1991 film by Pavithran

Vasanthakala Paravai is a 1991 Indian Tamil-language romantic drama film written and directed by Pavithran in his debut. It stars Ramesh Aravind, Sarathkumar and Sudha Rani. The film, produced by K. T. Kunjumon and scored by Deva, was released on 19 September 1991. Deva won the Cinema Express Award for Best Music Director.

== Plot ==

Ravi, a shopkeeper, falls in love with Uma, a student, who belongs to a rich family. But their relationship is tested when Uma's brother Rajesh decides to intervene and break their bond. They elope and escape to Chennai and get married. Their family arrive there to separate the couple on the pretext of accepting them. Uma's parents drag her to them and Rajesh successfully gets in Ravi arrested under the false case of kidnapping Uma. Looking at the events, Uma's grandfather commits suicide in despair. Uma escapes from her home to save Ravi. The cop who is initially tortures Ravi later has a change of heart and helps the lovers. Rajesh arrives there to bring his sister. Uma files a false case against her brother for behaving inappropriately with her. Uma later admits that she did this to teach her brother a lesson for separating her from her husband.
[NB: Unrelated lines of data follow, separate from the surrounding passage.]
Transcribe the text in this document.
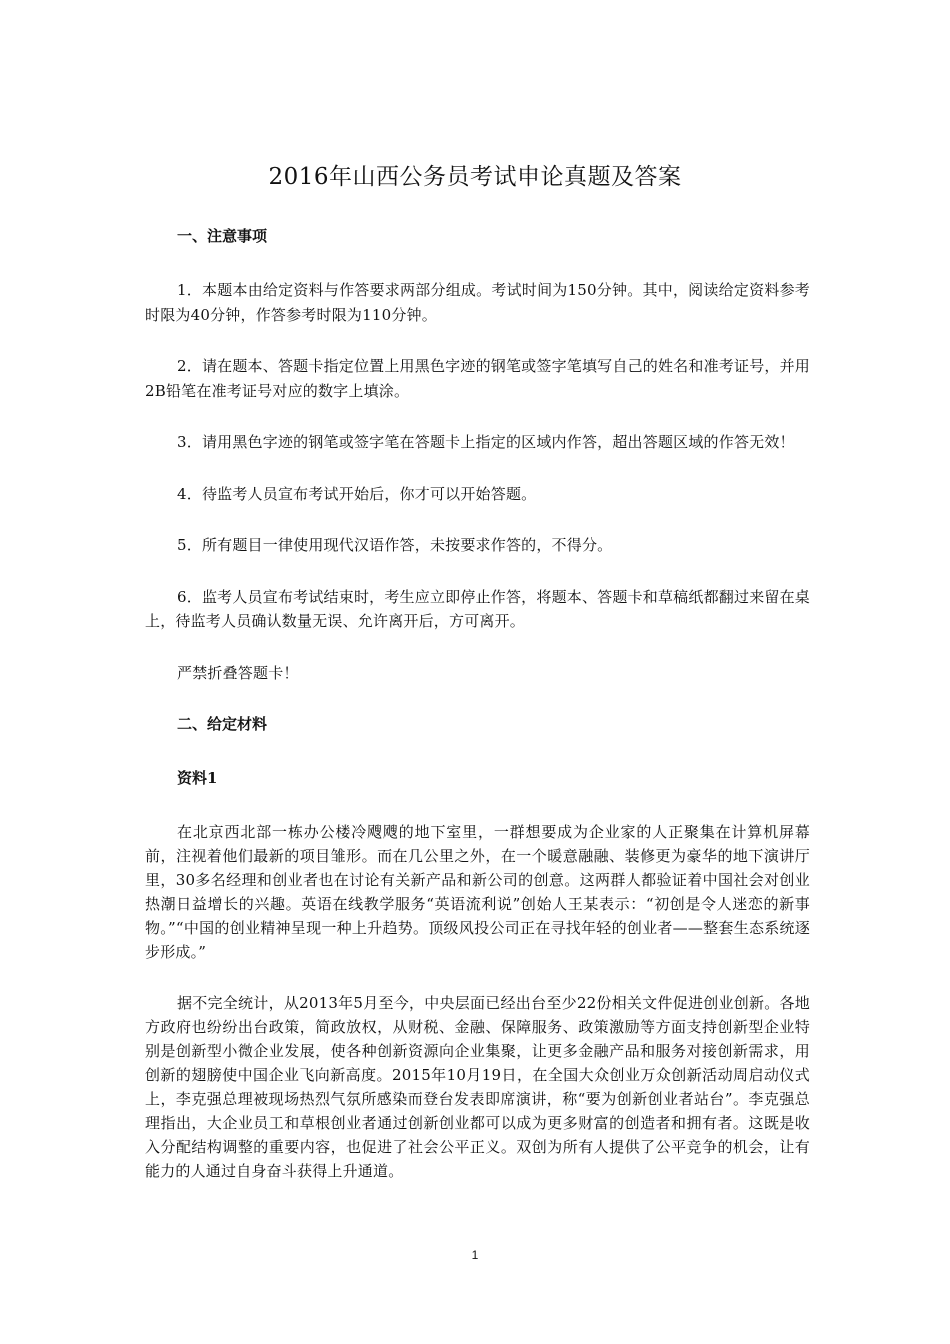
2016年山西公务员考试申论真题及答案
一、注意事项

1．本题本由给定资料与作答要求两部分组成。考试时间为150分钟。其中，阅读给定资料参考时限为40分钟，作答参考时限为110分钟。

2．请在题本、答题卡指定位置上用黑色字迹的钢笔或签字笔填写自己的姓名和准考证号，并用2B铅笔在准考证号对应的数字上填涂。

3．请用黑色字迹的钢笔或签字笔在答题卡上指定的区域内作答，超出答题区域的作答无效！

4．待监考人员宣布考试开始后，你才可以开始答题。

5．所有题目一律使用现代汉语作答，未按要求作答的，不得分。

6．监考人员宣布考试结束时，考生应立即停止作答，将题本、答题卡和草稿纸都翻过来留在桌上，待监考人员确认数量无误、允许离开后，方可离开。

严禁折叠答题卡！

二、给定材料
资料1

在北京西北部一栋办公楼冷飕飕的地下室里，一群想要成为企业家的人正聚集在计算机屏幕前，注视着他们最新的项目雏形。而在几公里之外，在一个暖意融融、装修更为豪华的地下演讲厅里，30多名经理和创业者也在讨论有关新产品和新公司的创意。这两群人都验证着中国社会对创业热潮日益增长的兴趣。英语在线教学服务“英语流利说”创始人王某表示：“初创是令人迷恋的新事物。”“中国的创业精神呈现一种上升趋势。顶级风投公司正在寻找年轻的创业者——整套生态系统逐步形成。”

据不完全统计，从2013年5月至今，中央层面已经出台至少22份相关文件促进创业创新。各地方政府也纷纷出台政策，简政放权，从财税、金融、保障服务、政策激励等方面支持创新型企业特别是创新型小微企业发展，使各种创新资源向企业集聚，让更多金融产品和服务对接创新需求，用创新的翅膀使中国企业飞向新高度。2015年10月19日，在全国大众创业万众创新活动周启动仪式上，李克强总理被现场热烈气氛所感染而登台发表即席演讲，称“要为创新创业者站台”。李克强总理指出，大企业员工和草根创业者通过创新创业都可以成为更多财富的创造者和拥有者。这既是收入分配结构调整的重要内容，也促进了社会公平正义。双创为所有人提供了公平竞争的机会，让有能力的人通过自身奋斗获得上升通道。

1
Pair gets united.

== Production ==
Vasanthakala Paravai is the directorial debut of Pavithran, and the first Tamil film produced by K. T. Kunjumon.

== Soundtrack ==
The music was composed by Deva, and the lyrics were written by Vaali.

| Song | Singers |
|---|---|
| "Ennai Ketta" | Gangai Amaran |
| "Inni Thati" | S. P. Balasubrahmanyam, K. S. Chithra |
| "Sembaruthi Sembaruthi" | S. P. Balasubrahmanyam, S. Janaki |
| "Pon Vanil" | K. J. Yesudas |
| "Pothi Vacha" | Mano, K. S. Chithra |
| "Thai Masi" | S. P. Balasubrahmanyam, S. Janaki |

== Release and reception ==
Vasanthakala Paravai was released on 19 September 1991. Sundarji of Kalki called it an ordinary love story, but appreciated some of the dialogues. Deva won the Cinema Express Award for Best Music Director.